To start off go have a look at pictures posted by Bora, you might recognize one or two of these bloggers.

Maybe next year we can try to organize a Science Barcamp :) Why should they have all the fun.

Friday, August 03, 2007

Bio::Blogs#13

A great edition of the monthly Bio::Blogs is up at Neil's blog. This month there are plenty of tutorials and a round up of blog coverage about the ISMB/ECCB 2007 conference.

PDF version for offline reading of the editorial and highlighted posts is here and here (Box.net copy).

If someone wants to give it a try at editing future editions of Bio::Blogs let me know.

Speaking of community projects, the list of webservers published in that last NAR webserver edition are in this Nodalpoint wiki webpage. If you try one of these services spend a minute noting down if it was even available, if it worked well, etc.

Wednesday, August 01, 2007

Microattribution

(via Peter Suber) An editorial in Nature Genetics discusses the need to establish microatribution systems:
"When requiring authors to deposit data in public databases, journals, databases and funders should ensure that quantitative credit for the use of every data entry will accrue to the relevant members of the data-producing and annotating teams. In an era in which consortia are producing more (and more useful) papers than individuals and small groups, the careers of individuals are as much in need of specific credit as those of the scientific visionaries and wranglers who hold the consortia together."

This sounds great.
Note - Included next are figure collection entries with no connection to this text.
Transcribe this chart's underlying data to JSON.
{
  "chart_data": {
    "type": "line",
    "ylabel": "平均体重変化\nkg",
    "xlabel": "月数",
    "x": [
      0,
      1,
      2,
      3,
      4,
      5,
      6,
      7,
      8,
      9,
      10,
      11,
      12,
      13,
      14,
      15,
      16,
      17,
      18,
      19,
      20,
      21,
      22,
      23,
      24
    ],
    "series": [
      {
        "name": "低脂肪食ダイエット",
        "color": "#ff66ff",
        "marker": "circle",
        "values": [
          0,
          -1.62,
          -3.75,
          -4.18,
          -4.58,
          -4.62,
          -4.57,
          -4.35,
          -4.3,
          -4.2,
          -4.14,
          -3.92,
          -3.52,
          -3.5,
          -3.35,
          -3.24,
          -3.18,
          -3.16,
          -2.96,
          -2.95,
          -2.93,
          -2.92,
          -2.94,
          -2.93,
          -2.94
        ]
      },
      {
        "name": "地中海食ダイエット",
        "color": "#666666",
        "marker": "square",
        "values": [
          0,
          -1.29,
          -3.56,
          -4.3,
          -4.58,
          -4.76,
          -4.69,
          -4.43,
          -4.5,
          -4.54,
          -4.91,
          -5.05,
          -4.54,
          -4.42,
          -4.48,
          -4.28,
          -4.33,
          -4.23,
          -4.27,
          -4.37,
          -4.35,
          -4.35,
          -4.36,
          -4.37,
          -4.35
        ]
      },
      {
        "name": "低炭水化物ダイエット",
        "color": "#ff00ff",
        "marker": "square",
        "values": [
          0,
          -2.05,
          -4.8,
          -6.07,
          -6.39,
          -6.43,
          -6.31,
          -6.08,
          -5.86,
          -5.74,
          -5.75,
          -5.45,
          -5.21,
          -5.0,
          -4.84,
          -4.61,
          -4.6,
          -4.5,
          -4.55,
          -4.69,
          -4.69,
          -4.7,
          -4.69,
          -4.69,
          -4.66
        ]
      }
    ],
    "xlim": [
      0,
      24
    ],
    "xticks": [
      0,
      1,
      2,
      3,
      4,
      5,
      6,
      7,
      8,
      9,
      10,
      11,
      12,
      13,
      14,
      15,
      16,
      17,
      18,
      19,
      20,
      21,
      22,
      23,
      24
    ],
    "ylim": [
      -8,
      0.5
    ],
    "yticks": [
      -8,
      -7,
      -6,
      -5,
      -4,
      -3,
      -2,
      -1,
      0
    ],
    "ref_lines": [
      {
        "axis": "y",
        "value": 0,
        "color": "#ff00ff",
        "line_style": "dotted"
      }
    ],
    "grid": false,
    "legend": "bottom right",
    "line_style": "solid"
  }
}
From the journals point of view this would mean "encouraging" the authors to link to all resources used. This information would then need to be aggregated and made available to everyone. This and other measures would help to change the current credit system that tends to reward researchers for producing papers in high impact factor journals (that does not correlate with individual paper citations) instead of rewarding scientists for the usefulness of their research.

Sunday, July 29, 2007

Bio::Blogs #13 call for submissions

Neil has kindly agreed to host the next edition of Bio::Blogs, due out on the first of August. Send in links to blog posts of bioinformatics/chemioinformatics/omics/open science related content to bioblogs at gmail and they will be re-directed to him.